Bien au contraire. Mais elle ne veut pas assumer le risque politique de mettre
fin, même avec d’autres, à la mobilisation. Ce serait admettre que les
luttes ne paient pas toujours. »
Défaite et capitulation sont pourtant ce vers
quoi mène la politique syndicale. Dans un compte-rendu de la rencontre
intersyndicale du 14 octobre pour planifier la journée d’action de
demain, le chroniqueur du Monde, Michel Nobelcourt, a expliqué que cette
journée d’action pourrait marquer « la fin du mouvement ».

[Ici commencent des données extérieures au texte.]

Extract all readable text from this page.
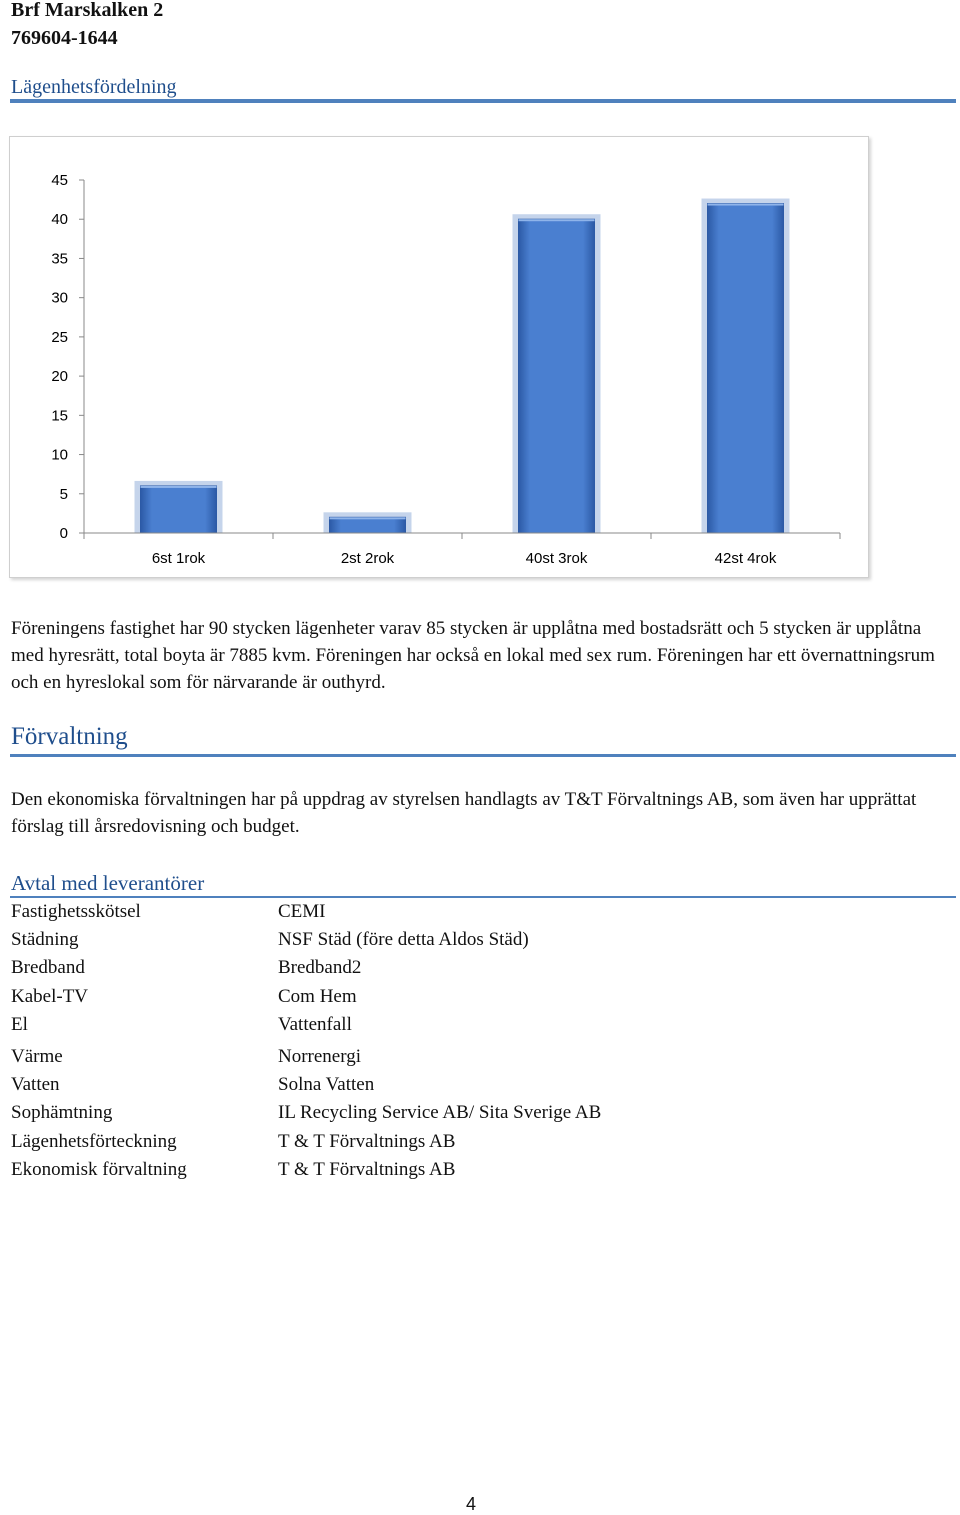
Brf Marskalken 2
769604-1644
Lägenhetsfördelning
0
5
10
15
20
25
30
35
40
45
6st 1rok	2st 2rok	40st 3rok	42st 4rok
Föreningens fastighet har 90 stycken lägenheter varav 85 stycken är upplåtna med bostadsrätt och 5 stycken är upplåtna med hyresrätt, total boyta är 7885 kvm. Föreningen har också en lokal med sex rum. Föreningen har ett övernattningsrum och en hyreslokal som för närvarande är outhyrd.
Förvaltning
Den ekonomiska förvaltningen har på uppdrag av styrelsen handlagts av T&T Förvaltnings AB, som även har upprättat förslag till årsredovisning och budget.
Avtal med leverantörer
Fastighetsskötsel	CEMI
Städning	NSF Städ (före detta Aldos Städ)
Bredband	Bredband2
Kabel-TV	Com Hem
El	Vattenfall
Värme	Norrenergi
Vatten	Solna Vatten
Sophämtning	IL Recycling Service AB/ Sita Sverige AB
Lägenhetsförteckning	T & T Förvaltnings AB
Ekonomisk förvaltning	T & T Förvaltnings AB
4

Selon Noblecourt, l’intersyndicale « pourrait
alors sonner la fin de la mobilisation en évoquant, pour satisfaire la CGT, sa
poursuite sous "d'autres formes" ... et faire une déclaration solennelle
qui ferait porter à Nicolas Sarkozy la responsabilité politique d’avoir
imposé une réforme rejetée par la majorité des Français et dès lors frappée
d’illégitimité. Le tout est que Bernard Thibault soit à même
d’accepter un tel scénario. François Chérèque devrait l’y
aider. »
Cette politique prépare le terrain pour une
confrontation entre la bureaucratie syndicale, qui est déterminée à organiser
une trahison aux conséquences sociales dévastatrices, et la classe ouvrière,
qui est déterminée à lutter contre les mesures réactionnaires.

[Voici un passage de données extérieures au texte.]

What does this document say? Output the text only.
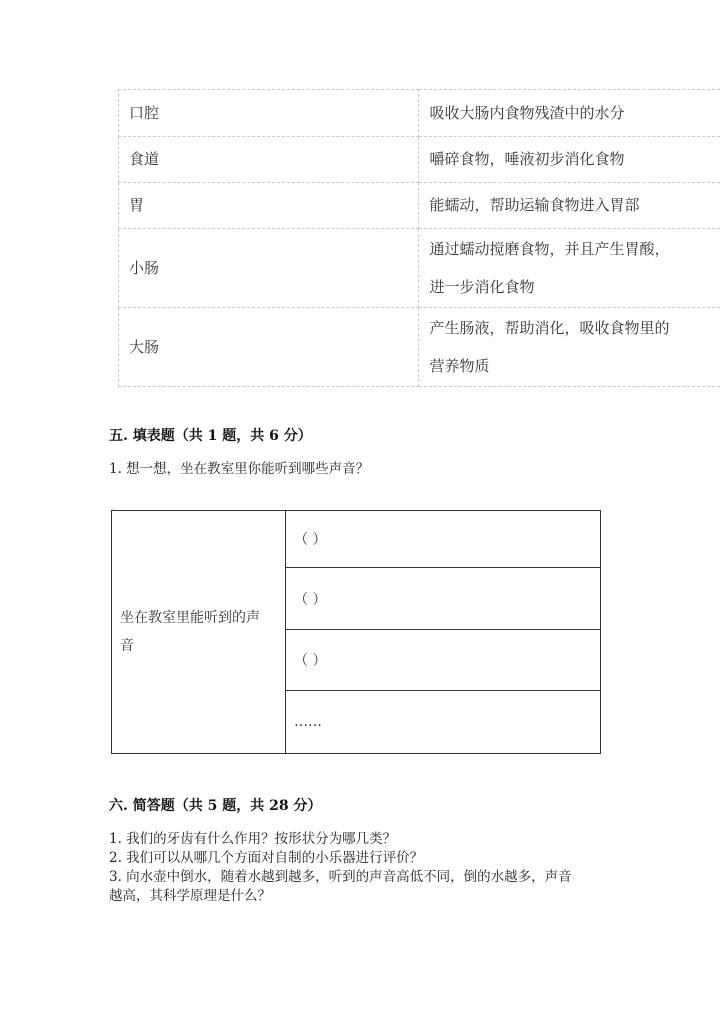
口腔	吸收大肠内食物残渣中的水分
食道	嚼碎食物，唾液初步消化食物
胃	能蠕动，帮助运输食物进入胃部
小肠	通过蠕动搅磨食物，并且产生胃酸，
进一步消化食物

大肠	产生肠液，帮助消化，吸收食物里的
营养物质
五. 填表题（共 1 题，共 6 分）
1. 想一想，坐在教室里你能听到哪些声音？
·
坐在教室里能听到的声
音
	（ ）
（ ）
（ ）
……
六. 简答题（共 5 题，共 28 分）
1. 我们的牙齿有什么作用？按形状分为哪几类？
2. 我们可以从哪几个方面对自制的小乐器进行评价？
3. 向水壶中倒水，随着水越到越多，听到的声音高低不同，倒的水越多，声音
越高，其科学原理是什么？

Il est vital pour la classe ouvrière de
développer ses propres organes indépendants dans la confrontation sociale qui
s’en vient avec le gouvernement Sarkozy, l’establishment politique
et ses agents politiques de la bureaucratie syndicale. Pour cette raison, le World
Socialist Web Site a appelé les travailleurs à former des comités
d’action pour planifier des grèves indépendamment des syndicats et des
partis bourgeois « de gauche ».
Dans un contexte où le gouvernement a clairement
montré sa détermination à faire de grosses coupes et à utiliser la police pour
écraser la résistance des travailleurs, la seule voie de l’avant pour les
travailleurs en grève est celle de la lutte politique pour faire tomber le
gouvernement Sarkozy. Une nouvelle direction socialiste et internationaliste
doit émerger à mesure que la classe ouvrière étend ses luttes.

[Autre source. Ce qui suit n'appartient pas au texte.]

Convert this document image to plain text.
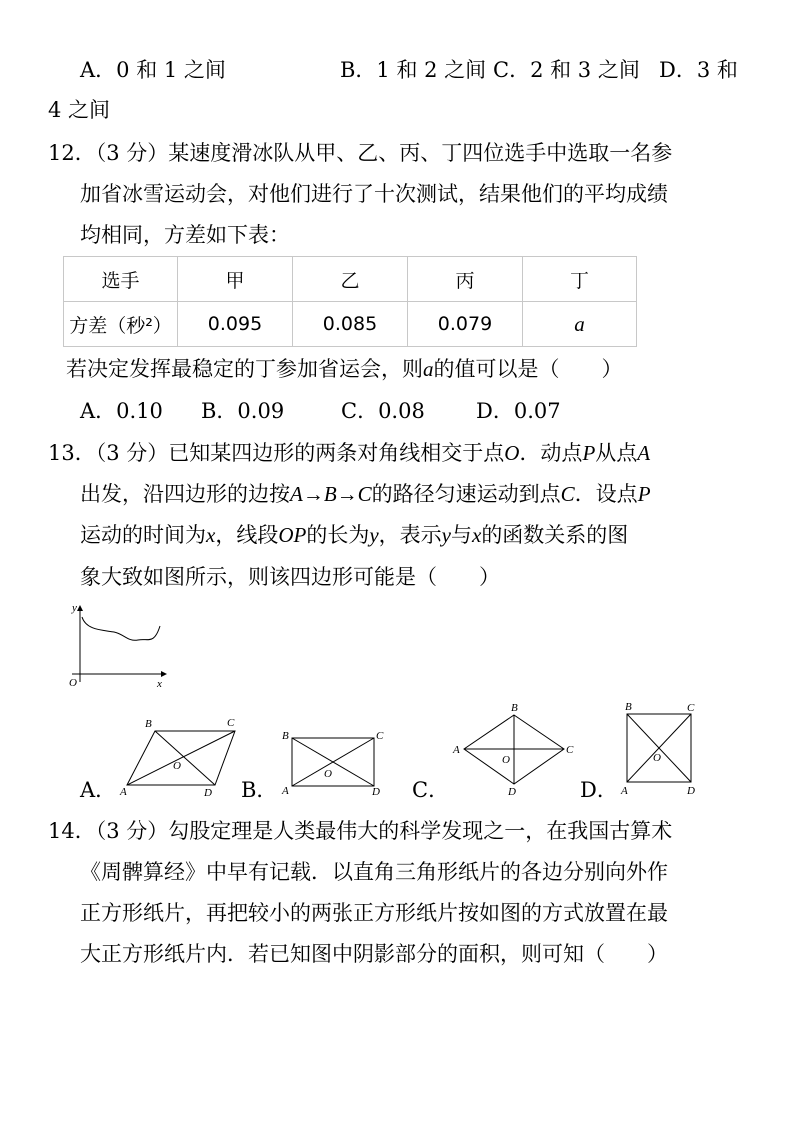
A．0 和 1 之间	B．1 和 2 之间 C．2 和 3 之间 D．3 和
4 之间
12．（3 分）某速度滑冰队从甲、乙、丙、丁四位选手中选取一名参
加省冰雪运动会，对他们进行了十次测试，结果他们的平均成绩
均相同，方差如下表：
选手	甲	乙	丙	丁
方差（秒²）	0.095	0.085	0.079	a
若决定发挥最稳定的丁参加省运会，则a的值可以是（　　）
A．0.10 B．0.09	C．0.08 D．0.07
13．（3 分）已知某四边形的两条对角线相交于点O．动点P从点A
出发，沿四边形的边按A→B→C的路径匀速运动到点C．设点P
运动的时间为x，线段OP的长为y，表示y与x的函数关系的图
象大致如图所示，则该四边形可能是（　　）
y
O	x
A．
B	C
A	D
O
B．
B	C
A	D
O
C．
B
C
A
D
O
D．
B	C
A	D
O
14．（3 分）勾股定理是人类最伟大的科学发现之一，在我国古算术
《周髀算经》中早有记载．以直角三角形纸片的各边分别向外作
正方形纸片，再把较小的两张正方形纸片按如图的方式放置在最
大正方形纸片内．若已知图中阴影部分的面积，则可知（　　）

Ces luttes continuent en France malgré le déni
gouvernemental, et des reportages font état d’une extension de la grève à
plusieurs secteurs de l’économie.
Les syndicats de la Société nationale des
chemins de fer français (SNCF) ont averti que le nombre de grévistes allait
augmenter au début de la semaine. Le chef de la CGT-cheminots, Didier Le Reste,
a noté que 26,55 pour cent de la force de travail était en grève dimanche, et
que « demain on aura un taux de grévistes qui va aller bien au-delà des 30
pour cent un peu classiques ». D’autres chefs syndicaux ont fait
savoir que les travailleurs avaient prévu le blocage de points stratégiques du
réseau ferroviaire, ce qui pourrait faire « mal en terme de conséquences
économiques ».
Des grèves continuent dans d’autres
secteurs, notamment les ports et les raffineries. Les syndicats de routiers ont
annoncé des grèves reconductibles à partir d’aujourd’hui. Un
responsable régional du syndicat des routiers CFDT dans les Vosges, Denis
Schirm, a déclaré : « On peut bloquer des sites pétroliers, des
plates-formes logistiques, des entrées de zones industrielles… Aucun
secteur d’activité ne doit se sentir à l’abri ! »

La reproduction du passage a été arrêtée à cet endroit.